The International Monetary Fund (IMF), which has revised down its world forecasts twice since the summer, will shortly unveil new predictions that will show the global economy formally in recession, the report added.
According to Consensus Economics, on the basis of assessing economic growth using market exchange rates, global growth next year would be only 0.4 per cent, the weakest since 1945, dominated by the synchronised downturn in advanced economies.
The IMF has already said that 2009 would be the first year since the second world war when advanced countries would experience simultaneous recession, and emerging economies would contribute to the global economic growth.

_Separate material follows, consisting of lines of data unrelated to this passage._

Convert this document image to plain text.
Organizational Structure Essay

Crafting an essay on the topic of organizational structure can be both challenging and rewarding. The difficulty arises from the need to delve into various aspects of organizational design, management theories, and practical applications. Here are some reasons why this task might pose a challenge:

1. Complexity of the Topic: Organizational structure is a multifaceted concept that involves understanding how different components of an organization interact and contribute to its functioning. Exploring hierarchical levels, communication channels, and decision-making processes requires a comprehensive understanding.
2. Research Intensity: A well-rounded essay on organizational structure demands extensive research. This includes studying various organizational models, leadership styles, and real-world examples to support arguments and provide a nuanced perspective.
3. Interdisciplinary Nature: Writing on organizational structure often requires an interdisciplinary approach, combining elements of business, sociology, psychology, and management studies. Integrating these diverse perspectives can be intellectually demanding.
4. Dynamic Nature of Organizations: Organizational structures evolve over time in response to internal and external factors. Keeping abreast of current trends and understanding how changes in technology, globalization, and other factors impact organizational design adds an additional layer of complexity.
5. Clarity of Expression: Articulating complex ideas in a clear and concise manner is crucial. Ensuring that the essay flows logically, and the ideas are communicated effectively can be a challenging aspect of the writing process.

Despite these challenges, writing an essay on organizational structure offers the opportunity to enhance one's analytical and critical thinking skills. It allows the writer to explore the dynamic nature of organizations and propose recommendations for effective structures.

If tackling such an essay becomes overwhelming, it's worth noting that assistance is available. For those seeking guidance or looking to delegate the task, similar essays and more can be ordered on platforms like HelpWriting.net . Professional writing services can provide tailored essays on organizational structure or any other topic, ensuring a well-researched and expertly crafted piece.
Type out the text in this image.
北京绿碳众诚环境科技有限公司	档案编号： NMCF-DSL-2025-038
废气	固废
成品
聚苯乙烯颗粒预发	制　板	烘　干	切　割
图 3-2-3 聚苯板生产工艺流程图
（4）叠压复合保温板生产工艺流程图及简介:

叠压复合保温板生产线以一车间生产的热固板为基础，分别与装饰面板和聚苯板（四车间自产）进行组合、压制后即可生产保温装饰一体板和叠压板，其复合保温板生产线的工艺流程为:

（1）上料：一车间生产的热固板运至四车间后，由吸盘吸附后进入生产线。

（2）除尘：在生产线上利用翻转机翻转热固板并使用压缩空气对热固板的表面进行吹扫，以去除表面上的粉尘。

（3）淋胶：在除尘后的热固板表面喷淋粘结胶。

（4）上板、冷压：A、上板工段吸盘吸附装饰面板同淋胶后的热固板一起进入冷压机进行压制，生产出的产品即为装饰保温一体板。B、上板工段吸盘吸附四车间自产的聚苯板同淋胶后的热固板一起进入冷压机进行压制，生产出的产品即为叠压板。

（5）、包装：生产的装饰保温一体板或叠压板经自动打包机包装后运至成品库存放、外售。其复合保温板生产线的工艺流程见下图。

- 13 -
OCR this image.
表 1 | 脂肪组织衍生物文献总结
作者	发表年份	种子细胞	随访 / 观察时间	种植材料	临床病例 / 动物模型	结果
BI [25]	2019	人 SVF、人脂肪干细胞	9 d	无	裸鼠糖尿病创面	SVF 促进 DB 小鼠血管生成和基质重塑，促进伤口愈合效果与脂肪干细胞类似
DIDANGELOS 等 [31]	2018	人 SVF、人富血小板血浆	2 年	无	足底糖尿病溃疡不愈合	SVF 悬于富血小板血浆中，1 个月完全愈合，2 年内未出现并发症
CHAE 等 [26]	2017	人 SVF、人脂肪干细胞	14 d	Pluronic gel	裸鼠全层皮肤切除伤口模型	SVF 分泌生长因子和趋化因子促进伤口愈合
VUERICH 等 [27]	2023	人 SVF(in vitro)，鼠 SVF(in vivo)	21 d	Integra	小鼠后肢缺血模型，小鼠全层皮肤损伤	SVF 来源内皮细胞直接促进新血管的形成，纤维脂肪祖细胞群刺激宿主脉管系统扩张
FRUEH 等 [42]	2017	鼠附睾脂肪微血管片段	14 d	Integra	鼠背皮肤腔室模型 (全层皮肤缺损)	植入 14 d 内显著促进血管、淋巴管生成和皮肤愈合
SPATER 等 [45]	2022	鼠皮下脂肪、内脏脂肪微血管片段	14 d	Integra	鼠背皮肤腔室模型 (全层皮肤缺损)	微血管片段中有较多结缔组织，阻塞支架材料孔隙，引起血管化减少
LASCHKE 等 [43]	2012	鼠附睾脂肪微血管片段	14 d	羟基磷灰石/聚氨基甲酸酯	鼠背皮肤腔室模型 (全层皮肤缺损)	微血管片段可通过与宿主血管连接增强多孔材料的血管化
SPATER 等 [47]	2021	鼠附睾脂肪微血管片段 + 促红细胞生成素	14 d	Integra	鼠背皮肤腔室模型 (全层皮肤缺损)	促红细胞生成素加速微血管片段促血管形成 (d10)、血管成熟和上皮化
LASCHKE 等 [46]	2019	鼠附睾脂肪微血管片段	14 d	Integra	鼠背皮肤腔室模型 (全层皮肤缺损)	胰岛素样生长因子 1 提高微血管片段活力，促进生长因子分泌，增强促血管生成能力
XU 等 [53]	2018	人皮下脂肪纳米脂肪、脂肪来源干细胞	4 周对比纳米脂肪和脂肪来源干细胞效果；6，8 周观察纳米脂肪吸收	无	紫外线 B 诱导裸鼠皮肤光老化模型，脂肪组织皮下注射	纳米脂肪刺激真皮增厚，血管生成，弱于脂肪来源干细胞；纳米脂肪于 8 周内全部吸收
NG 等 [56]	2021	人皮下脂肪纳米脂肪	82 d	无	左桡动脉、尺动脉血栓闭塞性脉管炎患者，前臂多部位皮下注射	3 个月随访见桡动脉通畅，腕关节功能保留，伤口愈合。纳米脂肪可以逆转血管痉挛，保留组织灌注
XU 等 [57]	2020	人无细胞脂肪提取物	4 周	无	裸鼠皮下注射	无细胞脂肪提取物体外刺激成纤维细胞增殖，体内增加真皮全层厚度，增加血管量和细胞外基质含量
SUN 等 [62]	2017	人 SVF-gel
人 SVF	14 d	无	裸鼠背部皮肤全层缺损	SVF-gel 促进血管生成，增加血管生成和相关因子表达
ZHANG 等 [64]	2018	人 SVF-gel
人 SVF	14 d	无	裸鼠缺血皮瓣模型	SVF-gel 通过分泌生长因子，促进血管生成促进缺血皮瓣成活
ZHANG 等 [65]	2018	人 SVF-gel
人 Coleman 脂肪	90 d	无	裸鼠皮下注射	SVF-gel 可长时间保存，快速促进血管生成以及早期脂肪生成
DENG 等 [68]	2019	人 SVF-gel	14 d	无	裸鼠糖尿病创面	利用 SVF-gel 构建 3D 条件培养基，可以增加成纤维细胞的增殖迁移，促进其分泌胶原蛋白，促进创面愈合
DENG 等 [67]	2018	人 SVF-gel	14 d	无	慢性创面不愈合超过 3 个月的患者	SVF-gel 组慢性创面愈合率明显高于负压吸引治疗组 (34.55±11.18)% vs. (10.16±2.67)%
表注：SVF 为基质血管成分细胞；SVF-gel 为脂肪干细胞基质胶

Meanwhile, another British daily the Telegraph said, "HSBC has warned that global gross domestic product would contract in 2009, describing this as 'an extraordinary development in the modern era'. It predicts that next year will be the worst in peacetime both for rich countries and the wider global economy since the Great Depression."
HSBC is gloomy about Britain, and is predicting a 2.5 per cent drop in GDP in 2009, compared to 0.9 per cent in the US and 1.4 per cent in the Eurozone. The bank also predicts a rebound in world economic activity in 2010, led among advanced economies by America, the Sunday Times said.
However, HSBC predicts that "Britain will have a very subdued recovery."
In a separate report, the Sunday Times said that "this week the Oxford Economics consultancy is likely to disclose that the country (Britain) has suffered a sudden and savage slide down the global rankings".
According to Oxford Economics Managing Director Adrian Cooper, "The UK GDP per capita in 2009 will be 24 per cent lower than in America and will be over 15 per cent lower than in Japan, Germany and France."
As per Oxford Economics projections, worse is yet to come, because of the recession and the sliding pound". Cooper added, "Britons will no longer be among the richest people on the beach."